Selama seminggu Azel tidak mengunjungi toko rotinya. Selama itu juga Azel belum bertemu dengan Ezra lagi.
Sehari setelah kembali ke tanah air. Azel memutuskan untuk mengunjungi toko rotinya. Ia menyerahkan hal penyakit ayahnya kepada kakaknya terlebih dahulu.
Azel berangkat seorang diri dengan mobil yang biasanya digunakan. Sesampainya di toko roti Azel mencari keberadaan Ezra dan ibunya. Namun, ternyata tidak ada.
Azel pun mencoba menghubungi ibunya Ezra. Ternyata mungkin belum saatnya Azel untuk melepas rindu dengan Ezra, si bocah kecil yang lucu itu. Karena Ezra bersama ibunya sedang pulang kampung ke Solo.
Sekalian karena sedang di toko roti. Azel memantau sejenak aktivitas di dapur dan pelanggan yang ada di dalam. Semuanya tampak kondusif.
Jadi, Azel langsung meninggalkannya dan pergi ke Kantor Pusat Arthajaya. Dimana ia akan menemui kakaknya.
Di perjalanan Azel mampir ke restoran sejalan. Ia membeli beberapa makanan untuk makan siang bersama. Setelah itu ia lanjut jalan lagi menuju tempat tujuan.
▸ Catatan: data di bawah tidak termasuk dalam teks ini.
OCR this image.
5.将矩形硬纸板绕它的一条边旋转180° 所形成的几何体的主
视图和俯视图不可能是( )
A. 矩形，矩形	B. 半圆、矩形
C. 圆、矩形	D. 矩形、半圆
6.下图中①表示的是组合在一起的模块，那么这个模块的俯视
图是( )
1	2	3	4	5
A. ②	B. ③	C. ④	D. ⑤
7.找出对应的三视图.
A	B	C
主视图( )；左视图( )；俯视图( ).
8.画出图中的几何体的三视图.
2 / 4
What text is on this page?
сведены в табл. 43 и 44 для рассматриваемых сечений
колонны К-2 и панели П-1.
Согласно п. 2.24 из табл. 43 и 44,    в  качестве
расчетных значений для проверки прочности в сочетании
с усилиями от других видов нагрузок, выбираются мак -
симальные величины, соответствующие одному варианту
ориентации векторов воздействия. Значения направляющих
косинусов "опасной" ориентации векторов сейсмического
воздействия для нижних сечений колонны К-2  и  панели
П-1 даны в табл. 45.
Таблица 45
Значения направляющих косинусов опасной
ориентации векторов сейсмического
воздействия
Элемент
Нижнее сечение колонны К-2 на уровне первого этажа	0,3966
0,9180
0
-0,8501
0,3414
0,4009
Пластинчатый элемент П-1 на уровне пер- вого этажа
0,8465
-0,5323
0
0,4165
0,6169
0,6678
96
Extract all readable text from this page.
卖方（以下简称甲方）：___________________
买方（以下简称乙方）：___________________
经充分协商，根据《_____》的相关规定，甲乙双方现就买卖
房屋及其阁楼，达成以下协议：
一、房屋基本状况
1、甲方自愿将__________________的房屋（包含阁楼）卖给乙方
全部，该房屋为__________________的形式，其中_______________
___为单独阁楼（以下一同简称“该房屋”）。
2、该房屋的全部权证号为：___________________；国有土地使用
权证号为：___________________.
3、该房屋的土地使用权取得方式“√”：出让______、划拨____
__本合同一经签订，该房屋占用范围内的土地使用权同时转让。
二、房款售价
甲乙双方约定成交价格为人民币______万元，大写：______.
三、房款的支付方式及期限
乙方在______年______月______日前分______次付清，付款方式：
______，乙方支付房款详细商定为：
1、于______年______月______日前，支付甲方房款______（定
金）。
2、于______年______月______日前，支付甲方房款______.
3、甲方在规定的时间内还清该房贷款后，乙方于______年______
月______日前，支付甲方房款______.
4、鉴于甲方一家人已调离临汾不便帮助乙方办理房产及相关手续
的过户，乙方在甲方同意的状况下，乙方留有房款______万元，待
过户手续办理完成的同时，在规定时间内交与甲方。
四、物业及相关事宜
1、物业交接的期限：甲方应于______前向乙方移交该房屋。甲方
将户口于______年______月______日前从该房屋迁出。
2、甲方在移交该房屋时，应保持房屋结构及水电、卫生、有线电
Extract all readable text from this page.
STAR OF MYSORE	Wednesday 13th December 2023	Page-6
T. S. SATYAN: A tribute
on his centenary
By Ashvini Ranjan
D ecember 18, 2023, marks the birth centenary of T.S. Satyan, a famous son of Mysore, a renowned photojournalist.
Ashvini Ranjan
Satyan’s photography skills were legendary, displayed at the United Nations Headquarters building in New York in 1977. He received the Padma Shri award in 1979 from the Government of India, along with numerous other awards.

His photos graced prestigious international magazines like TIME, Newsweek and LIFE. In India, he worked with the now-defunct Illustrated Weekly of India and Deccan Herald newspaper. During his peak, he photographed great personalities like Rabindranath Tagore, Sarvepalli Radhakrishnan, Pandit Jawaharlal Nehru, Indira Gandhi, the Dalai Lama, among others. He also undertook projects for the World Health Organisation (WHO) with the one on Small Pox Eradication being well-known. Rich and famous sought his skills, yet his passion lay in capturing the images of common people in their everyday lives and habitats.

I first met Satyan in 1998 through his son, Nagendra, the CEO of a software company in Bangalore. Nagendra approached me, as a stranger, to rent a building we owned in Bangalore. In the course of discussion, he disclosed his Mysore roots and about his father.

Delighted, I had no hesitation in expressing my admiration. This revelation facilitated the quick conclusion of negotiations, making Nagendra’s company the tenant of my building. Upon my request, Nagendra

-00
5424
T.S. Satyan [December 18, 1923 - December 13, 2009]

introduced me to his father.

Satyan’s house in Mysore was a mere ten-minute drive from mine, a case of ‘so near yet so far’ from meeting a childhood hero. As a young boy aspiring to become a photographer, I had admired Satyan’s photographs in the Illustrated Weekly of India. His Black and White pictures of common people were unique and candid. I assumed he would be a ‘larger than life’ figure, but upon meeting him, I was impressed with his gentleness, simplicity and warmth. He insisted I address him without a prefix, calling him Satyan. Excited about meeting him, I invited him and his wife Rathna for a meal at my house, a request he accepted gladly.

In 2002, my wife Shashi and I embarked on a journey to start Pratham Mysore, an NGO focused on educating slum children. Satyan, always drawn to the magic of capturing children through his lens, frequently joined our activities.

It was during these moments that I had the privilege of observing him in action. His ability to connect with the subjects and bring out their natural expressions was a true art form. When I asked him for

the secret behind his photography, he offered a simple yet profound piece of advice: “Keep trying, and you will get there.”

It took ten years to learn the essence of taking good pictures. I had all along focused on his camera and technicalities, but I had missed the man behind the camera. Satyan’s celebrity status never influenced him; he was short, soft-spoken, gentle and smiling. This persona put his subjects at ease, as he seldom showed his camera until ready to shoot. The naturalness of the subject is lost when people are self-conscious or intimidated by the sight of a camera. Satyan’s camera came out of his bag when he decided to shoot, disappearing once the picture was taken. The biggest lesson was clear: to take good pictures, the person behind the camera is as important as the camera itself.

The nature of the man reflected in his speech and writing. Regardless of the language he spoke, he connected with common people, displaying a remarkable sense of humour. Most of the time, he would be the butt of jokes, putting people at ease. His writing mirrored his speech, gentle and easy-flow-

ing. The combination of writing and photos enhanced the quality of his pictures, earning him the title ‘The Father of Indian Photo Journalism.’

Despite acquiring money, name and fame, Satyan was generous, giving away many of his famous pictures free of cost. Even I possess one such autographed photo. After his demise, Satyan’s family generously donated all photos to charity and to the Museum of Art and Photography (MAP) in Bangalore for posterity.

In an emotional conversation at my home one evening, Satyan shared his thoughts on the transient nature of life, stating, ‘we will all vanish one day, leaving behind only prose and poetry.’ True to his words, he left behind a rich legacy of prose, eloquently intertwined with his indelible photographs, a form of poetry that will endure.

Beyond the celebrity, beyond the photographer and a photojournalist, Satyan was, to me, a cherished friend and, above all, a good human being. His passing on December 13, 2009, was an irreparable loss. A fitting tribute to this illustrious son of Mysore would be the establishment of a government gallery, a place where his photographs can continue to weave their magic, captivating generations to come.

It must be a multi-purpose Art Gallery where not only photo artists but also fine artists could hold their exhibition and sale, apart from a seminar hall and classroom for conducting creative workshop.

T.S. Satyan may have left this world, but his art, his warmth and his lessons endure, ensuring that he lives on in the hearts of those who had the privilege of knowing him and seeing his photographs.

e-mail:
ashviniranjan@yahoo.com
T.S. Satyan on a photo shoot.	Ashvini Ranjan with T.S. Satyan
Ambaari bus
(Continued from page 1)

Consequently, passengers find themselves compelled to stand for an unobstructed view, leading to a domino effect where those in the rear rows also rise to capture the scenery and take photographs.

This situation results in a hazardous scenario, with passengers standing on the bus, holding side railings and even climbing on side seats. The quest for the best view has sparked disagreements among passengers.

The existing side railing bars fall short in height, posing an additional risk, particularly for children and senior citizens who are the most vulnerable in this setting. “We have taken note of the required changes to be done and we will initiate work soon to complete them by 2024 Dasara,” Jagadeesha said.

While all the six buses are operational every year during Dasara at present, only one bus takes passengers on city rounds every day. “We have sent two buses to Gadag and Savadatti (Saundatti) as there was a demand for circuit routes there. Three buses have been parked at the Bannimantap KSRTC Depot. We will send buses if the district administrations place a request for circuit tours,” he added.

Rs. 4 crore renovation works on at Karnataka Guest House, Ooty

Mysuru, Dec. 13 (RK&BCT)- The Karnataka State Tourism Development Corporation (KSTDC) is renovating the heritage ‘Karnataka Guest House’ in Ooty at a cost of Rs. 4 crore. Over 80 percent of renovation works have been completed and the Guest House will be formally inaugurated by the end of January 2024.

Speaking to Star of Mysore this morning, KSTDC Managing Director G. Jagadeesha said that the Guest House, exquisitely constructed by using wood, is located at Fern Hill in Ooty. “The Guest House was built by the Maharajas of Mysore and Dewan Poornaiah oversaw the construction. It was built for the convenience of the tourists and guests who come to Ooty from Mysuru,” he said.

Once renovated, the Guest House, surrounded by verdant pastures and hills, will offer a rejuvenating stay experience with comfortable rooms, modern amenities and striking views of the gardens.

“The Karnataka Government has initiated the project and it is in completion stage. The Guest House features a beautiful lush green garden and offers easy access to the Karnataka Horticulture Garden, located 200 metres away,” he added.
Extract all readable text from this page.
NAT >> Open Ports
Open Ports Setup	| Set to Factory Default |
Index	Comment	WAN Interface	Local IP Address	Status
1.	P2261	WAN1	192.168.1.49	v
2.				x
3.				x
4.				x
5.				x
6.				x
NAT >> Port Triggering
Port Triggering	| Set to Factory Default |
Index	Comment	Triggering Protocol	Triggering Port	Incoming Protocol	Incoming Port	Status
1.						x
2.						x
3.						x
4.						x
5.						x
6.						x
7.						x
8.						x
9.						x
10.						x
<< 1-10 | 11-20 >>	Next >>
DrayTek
Azel memarkirkan mobilnya di basement kantor. Ia menggunakan lift umum untuk naik ke lantai paling atas. Tempat ruangan sang kakak berada.
Tepat berada di lantai paling atas. Ia tidak menyangka akan menemui seseorang yang selalu memenuhi isi pikirannya. Di sebelah orang itu pun ada sang kakak yang mengiringi. Sepertinya mereka akan pergi.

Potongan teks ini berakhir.